The next phase at Radio Netherlands will be to look at how DALET workstations can be used for feature producers including promos. This part of the process is more complex, since producers will need some intensive training on the multi-track capabilities of the system. Of course the promo makers use nothing else, but regular broadcast journalists are used to doing final mixes with a technician.
Early experiments with DALET version 4.3H concluded that Multi-track Surfer was “NOT ready for prime-time.” If you faded a track and then moved it, the fade reset itself and disappeared. In addition. there was no easy way to dip a track for a simple voice over. There was a work-around, involving copying a track and then cross-fading the first track into the second, but this is time consuming. Compared to a program like Cool Edit Pro, the multitrack surfer in DALET was crude.
To be fair, Version 5 of DALET has addressed the current limitations of the multitrack DALET surfer. We need to do be able to zoom out on a track to do custom fades. The voice-over (or ducking fades) will be simplified. We are currently developing a migration plan to decide if and when we migrate to Version 5.
Newsroom Choice Coming
Radio Netherlands' newsroom system is due to be replaced shortly. One of the requirements will be that the system can communicate with the DALET audio system. “We need to aim for a single workstation, not a physics laboratory of screens and dual keyboards,” says Jonathan Marks. “We have had problems running Office and Dalet on a single PC using the Novell client server. Until the choice for the newsroom is made, we will keep DALET terminals separate from PCs running Office 95. We found that DALET slowed down by a factor of 6 and traced the problem to an incompatibility in the Novell client server. Novell isn’t planning to fix the problem in the short-term.

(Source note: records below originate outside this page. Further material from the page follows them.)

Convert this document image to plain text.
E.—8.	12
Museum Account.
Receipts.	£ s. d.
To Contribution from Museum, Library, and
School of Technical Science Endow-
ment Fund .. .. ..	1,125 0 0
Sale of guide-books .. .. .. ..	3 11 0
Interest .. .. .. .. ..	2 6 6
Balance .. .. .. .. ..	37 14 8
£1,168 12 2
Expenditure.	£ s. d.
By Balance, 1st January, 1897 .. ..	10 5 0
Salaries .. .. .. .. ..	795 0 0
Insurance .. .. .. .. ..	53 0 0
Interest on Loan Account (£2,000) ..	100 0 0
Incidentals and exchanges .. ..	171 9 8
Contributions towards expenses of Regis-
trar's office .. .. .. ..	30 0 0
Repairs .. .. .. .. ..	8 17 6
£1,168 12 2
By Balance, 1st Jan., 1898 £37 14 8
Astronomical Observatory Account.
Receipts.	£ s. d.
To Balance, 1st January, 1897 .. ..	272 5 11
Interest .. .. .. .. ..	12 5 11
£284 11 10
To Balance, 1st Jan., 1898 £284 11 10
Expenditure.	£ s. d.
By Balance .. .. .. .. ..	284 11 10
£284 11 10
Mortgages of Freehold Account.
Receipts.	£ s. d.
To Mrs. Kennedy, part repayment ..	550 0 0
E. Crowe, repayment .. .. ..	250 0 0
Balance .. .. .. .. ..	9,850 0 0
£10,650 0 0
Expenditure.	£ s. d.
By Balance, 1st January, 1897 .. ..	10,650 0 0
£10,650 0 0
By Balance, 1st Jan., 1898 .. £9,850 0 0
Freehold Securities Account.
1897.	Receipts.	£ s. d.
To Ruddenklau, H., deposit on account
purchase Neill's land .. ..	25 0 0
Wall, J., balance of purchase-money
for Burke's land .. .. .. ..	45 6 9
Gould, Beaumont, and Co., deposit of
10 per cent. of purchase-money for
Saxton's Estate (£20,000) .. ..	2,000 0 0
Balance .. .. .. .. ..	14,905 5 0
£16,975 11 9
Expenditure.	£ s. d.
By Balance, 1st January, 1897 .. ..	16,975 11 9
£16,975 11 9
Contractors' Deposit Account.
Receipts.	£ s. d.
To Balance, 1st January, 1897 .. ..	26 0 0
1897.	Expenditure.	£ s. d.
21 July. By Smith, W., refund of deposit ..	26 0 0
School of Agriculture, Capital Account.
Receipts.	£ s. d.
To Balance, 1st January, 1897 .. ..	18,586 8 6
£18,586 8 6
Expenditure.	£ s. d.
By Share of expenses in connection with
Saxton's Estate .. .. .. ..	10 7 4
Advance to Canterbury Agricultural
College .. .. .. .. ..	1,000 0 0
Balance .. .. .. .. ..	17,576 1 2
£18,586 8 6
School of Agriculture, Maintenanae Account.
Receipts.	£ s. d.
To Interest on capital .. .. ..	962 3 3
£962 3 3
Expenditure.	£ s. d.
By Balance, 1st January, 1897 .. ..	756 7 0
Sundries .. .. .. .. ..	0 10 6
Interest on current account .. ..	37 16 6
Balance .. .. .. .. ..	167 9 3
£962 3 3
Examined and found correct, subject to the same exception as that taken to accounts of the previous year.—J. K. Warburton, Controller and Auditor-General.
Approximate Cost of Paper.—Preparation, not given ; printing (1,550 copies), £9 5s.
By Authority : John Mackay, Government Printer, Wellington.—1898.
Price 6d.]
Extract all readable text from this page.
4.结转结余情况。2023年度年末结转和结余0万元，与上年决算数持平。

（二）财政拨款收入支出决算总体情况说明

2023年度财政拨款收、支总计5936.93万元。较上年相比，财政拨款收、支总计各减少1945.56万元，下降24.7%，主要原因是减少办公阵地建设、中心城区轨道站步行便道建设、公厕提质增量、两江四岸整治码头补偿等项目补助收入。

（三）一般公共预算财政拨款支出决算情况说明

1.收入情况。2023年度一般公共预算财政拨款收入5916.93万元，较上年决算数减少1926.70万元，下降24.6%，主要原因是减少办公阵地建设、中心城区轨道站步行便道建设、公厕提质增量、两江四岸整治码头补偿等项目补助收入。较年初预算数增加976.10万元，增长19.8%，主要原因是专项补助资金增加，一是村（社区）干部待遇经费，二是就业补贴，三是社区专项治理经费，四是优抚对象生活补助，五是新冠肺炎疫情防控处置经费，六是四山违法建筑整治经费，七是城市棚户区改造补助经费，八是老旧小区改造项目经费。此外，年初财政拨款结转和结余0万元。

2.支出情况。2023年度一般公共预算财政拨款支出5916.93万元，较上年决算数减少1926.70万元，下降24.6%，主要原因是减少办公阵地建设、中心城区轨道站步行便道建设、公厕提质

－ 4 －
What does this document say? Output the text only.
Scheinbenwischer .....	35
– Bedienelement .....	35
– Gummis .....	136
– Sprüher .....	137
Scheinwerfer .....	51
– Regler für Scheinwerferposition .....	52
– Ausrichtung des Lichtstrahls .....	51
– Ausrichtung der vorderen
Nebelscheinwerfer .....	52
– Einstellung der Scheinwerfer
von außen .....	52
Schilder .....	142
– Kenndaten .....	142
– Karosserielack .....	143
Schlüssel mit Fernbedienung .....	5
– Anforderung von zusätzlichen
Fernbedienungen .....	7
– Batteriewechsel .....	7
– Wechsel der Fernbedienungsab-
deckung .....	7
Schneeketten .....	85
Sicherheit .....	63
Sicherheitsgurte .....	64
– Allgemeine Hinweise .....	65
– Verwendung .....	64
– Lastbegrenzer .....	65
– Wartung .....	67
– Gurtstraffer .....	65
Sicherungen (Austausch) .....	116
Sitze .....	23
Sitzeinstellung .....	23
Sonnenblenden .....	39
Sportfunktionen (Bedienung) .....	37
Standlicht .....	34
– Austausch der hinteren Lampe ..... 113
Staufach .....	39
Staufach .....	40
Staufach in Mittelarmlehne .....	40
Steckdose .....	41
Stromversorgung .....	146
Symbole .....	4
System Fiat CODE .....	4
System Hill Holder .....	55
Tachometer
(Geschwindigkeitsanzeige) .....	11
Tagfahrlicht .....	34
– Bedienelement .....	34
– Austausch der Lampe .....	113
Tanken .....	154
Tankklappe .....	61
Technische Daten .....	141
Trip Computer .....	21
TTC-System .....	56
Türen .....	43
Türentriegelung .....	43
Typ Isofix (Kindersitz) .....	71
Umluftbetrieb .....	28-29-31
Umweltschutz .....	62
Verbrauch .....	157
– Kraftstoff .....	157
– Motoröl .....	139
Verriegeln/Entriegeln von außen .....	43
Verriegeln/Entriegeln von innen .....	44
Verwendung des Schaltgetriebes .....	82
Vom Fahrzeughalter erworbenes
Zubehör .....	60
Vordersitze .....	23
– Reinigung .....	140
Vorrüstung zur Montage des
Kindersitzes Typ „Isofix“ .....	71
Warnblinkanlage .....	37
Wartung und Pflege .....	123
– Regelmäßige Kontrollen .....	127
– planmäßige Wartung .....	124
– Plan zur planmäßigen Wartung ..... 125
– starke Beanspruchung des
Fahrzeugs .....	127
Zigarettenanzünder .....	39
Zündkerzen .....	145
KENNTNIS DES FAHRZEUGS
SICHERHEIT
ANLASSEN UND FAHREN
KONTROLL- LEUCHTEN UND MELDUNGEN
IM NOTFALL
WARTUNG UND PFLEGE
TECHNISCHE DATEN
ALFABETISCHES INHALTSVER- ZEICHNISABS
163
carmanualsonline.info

Staff at the station emphasise that training at the right moment has been crucial to the system’s acceptance. People want to learn new skills just before they use them. Journalists need practical instruction working to real deadlines using material they’re familiar with. “So,” explains Marks, “we’ve tailored the courses to give a general overview and then focus on specific tasks. In general, this approach has worked. It’s a big challenge to work in a multi-lingual environment. But overall, we think Dalet is responsive and the system is clearly improving all the time.”
We are constantly examining other systems on the European market like Radioman or DAVID. Each system has its pros and cons. We don’t regret opting for DALET, and in regional radio in many parts of Europe, DALET has cornered the market. They have an open approach to the architecture. Whereas some companies make a standard version and try and get everyone to use it, perhaps DALET goes too far in providing custom versions. I’m sure that because of the scale of the networks, only major network hubs are really interested in these kind of networked audio systems. You need a 4-5 terminal system to make networked audio worthwhile. For overseas correspondents (one terminal), we’re looking at Cool Edit Pro, and then compressing the result in MPEG-3 before sending it over the Internet. Nobody is buying tape recorders for studio use.
DALET is based in Paris, France. Their system info is on their website at www.dalet.com. They recently made a lot of effort to improve communications between HQ and their clients. Radio Netherlands is about the third largest. Deutsche Welle and CBC Canada have larger systems. There is also an independent closed user group open to existing Dalet clients at www.dalet.org.